Avant d'envisager le "front central de la guerre contre la terreur" qu'est l'Irak, M. BUSH rappelle le système de valeurs et de croyances qui sous-tend sa démarche à la fois dans la GWOT et l'OIF:
- l'acceptation du postulat de la théorie de la pax democratica selon lequel les démocraties ne se font pas la guerre entre elles
- la croyance dans la capacité transformationnelle d'une liberté qui peut faire de l'ennemi d'hier l'allié de demain (M. BUSH illustre son propos par l'évolution de la relation bilatérale entre les Etats-Unis et le Japon de 1945 à 2005)
- la conviction de l'universalité de certaines valeurs, notamment la liberté et la démocratie (déclinée selon les contextes locaux)
- la perception qu'une "marche" de la liberté a été amorcée en Afghanistan, au Kirghizstan, au Liban et au Libéria
- et la crainte des bégaiements de l'histoire
Relativement à l'Irak, M. BUSH identifie d'abord l'héritage historique explicatif selon lui des tensions intercommunautaires sur le terrain irakien: l'un des moyens pour l'ancien président Saddam HUSSEIN de se maintenir au pouvoir consistait à diviser entre elles les communautés ethno-confessionnelles pour mieux régner tout en réprimant chacune d'entre elles ("nettoyage ethnique" contre la communauté kurde sunnite dans le nord, "campagne de suppression et génocide" contre la communauté arabe chiite dans le sud et "oppression" de la communauté arabe sunnite prétendûment privilégiée. Ce régime baathiste n'ayant que l'apparence de la stabilité, son éviction -- loin de fragiliser un statu quo -- constituait dès lors, selon le president, la première étape d'une stabilisation effective et durable.
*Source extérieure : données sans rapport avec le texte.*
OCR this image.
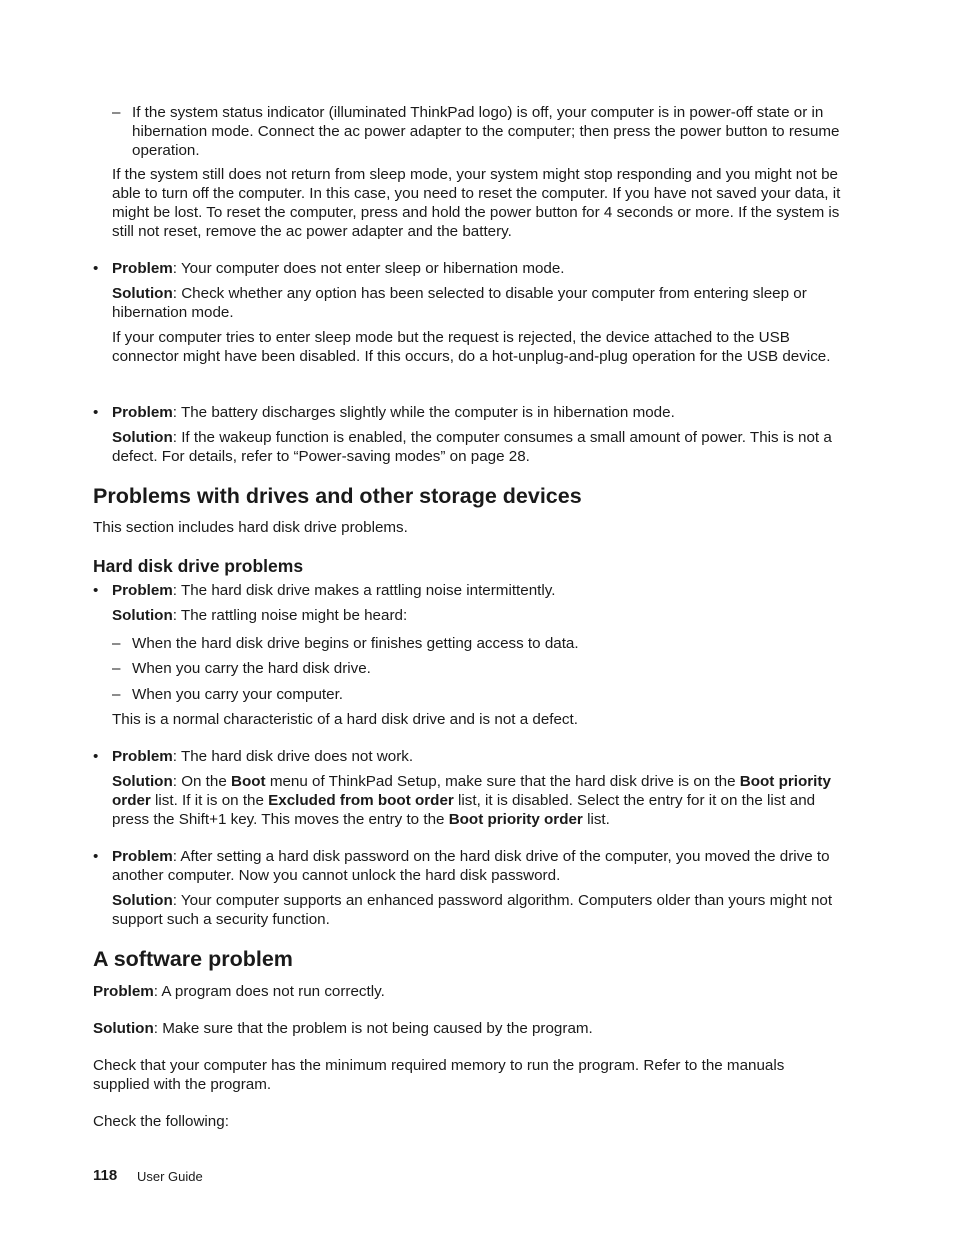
– If the system status indicator (illuminated ThinkPad logo) is off, your computer is in power-off state or in hibernation mode. Connect the ac power adapter to the computer; then press the power button to resume operation.

If the system still does not return from sleep mode, your system might stop responding and you might not be able to turn off the computer. In this case, you need to reset the computer. If you have not saved your data, it might be lost. To reset the computer, press and hold the power button for 4 seconds or more. If the system is still not reset, remove the ac power adapter and the battery.

• Problem: Your computer does not enter sleep or hibernation mode.

Solution: Check whether any option has been selected to disable your computer from entering sleep or hibernation mode.

If your computer tries to enter sleep mode but the request is rejected, the device attached to the USB connector might have been disabled. If this occurs, do a hot-unplug-and-plug operation for the USB device.

• Problem: The battery discharges slightly while the computer is in hibernation mode.

Solution: If the wakeup function is enabled, the computer consumes a small amount of power. This is not a defect. For details, refer to “Power-saving modes” on page 28.

Problems with drives and other storage devices

This section includes hard disk drive problems.

Hard disk drive problems
• Problem: The hard disk drive makes a rattling noise intermittently.

Solution: The rattling noise might be heard:

– When the hard disk drive begins or finishes getting access to data.

– When you carry the hard disk drive.

– When you carry your computer.

This is a normal characteristic of a hard disk drive and is not a defect.

• Problem: The hard disk drive does not work.

Solution: On the Boot menu of ThinkPad Setup, make sure that the hard disk drive is on the Boot priority order list. If it is on the Excluded from boot order list, it is disabled. Select the entry for it on the list and press the Shift+1 key. This moves the entry to the Boot priority order list.

• Problem: After setting a hard disk password on the hard disk drive of the computer, you moved the drive to another computer. Now you cannot unlock the hard disk password.

Solution: Your computer supports an enhanced password algorithm. Computers older than yours might not support such a security function.

A software problem

Problem: A program does not run correctly.

Solution: Make sure that the problem is not being caused by the program.

Check that your computer has the minimum required memory to run the program. Refer to the manuals supplied with the program.

Check the following:

118 User Guide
M. BUSH mentionne ensuite les progrès en cours de réalisation, aussi bien les échecs des ennemis d'un Irak démocratique que les succès de ce dernier pour enjamber les clivages intercommunautaires. Premièrement, les élections des 30 janvier puis 15 décembre 2005 ainsi que le referendum du 15 octobre 2005 confirment que "saddamistes" (noyau dur des loyalistes de l'ancien régime baathiste qui peuvent être marginalisés) et "terroristes" (individus appartenant à -- ou se réclamant de -- al-Qaida) échouent à enrayer le processus politique; l'idée selon laquelle l'influence des milices privées (principalement chiites: Organisation des Brigades Badr et Armée du Mahdi) doit être réduite (en partie par leur intégration aux forces de sécurité nationales), notamment au sein du ministère de l'Intérieur (dans une moindre mesure de la Défense) est désormais communément admise. Deuxièmement, tandis que les gouvernants légitimes négocient la formation d'un gouvernement d'union nationale, la création récente d'un Conseil de Sécurité Nationale représentatif -- chargé d'examiner les thématiques de la dé-baathification de la société civile, de la composition des ministères de sécurité et de la répartition des ressources et revenus pétroliers -- marque pour le président un progrès supplémentaire; les forces de sécurité irakiennes ont par ailleurs fait la preuve de leur cohésion et de leur caractère opérationnel en situation d'escalade en assurant efficacement le maintien de l'ordre public post-Samarra (22 février 2006) puis lors du pèlerinage chiite dans les villes saintes de Kerbala et Nadjaf.
M. BUSH souligne enfin les enjeux en établissant un lien causal direct entre la démocratisation de l'Irak d'un côté et la sécurité des Etats-Unis de l'autre. C'est d'ailleurs parce que les "terroristes" auraient conscience de cette connexion qu'ils s'efforceraient de saper le processus de démocratisation. Et c'est afin de leur dénier la victoire (définie comme la sanctuarisation de l'Irak concomitante à la recherche d'"armes de meurtre de masse" en vue d'utiliser le territoire irakien comme un pas de tir pour l'éviction des gouvernements apostats du Moyen-Orient puis le lancement d'attaques contre les Etats-Unisfaire) que le retrait des troupes américaines d'Irak reste conditionné à l'amélioration de la situation politique (consolidation du processus d'autonomisation démocratique) et militaire (réduction des poches insurgées et montée en puissance irréversible des forces de sécurité irakiennes) sur le terrain grâce à une "stratégie intégrée" tout à la fois politique, économique et sécuritaire.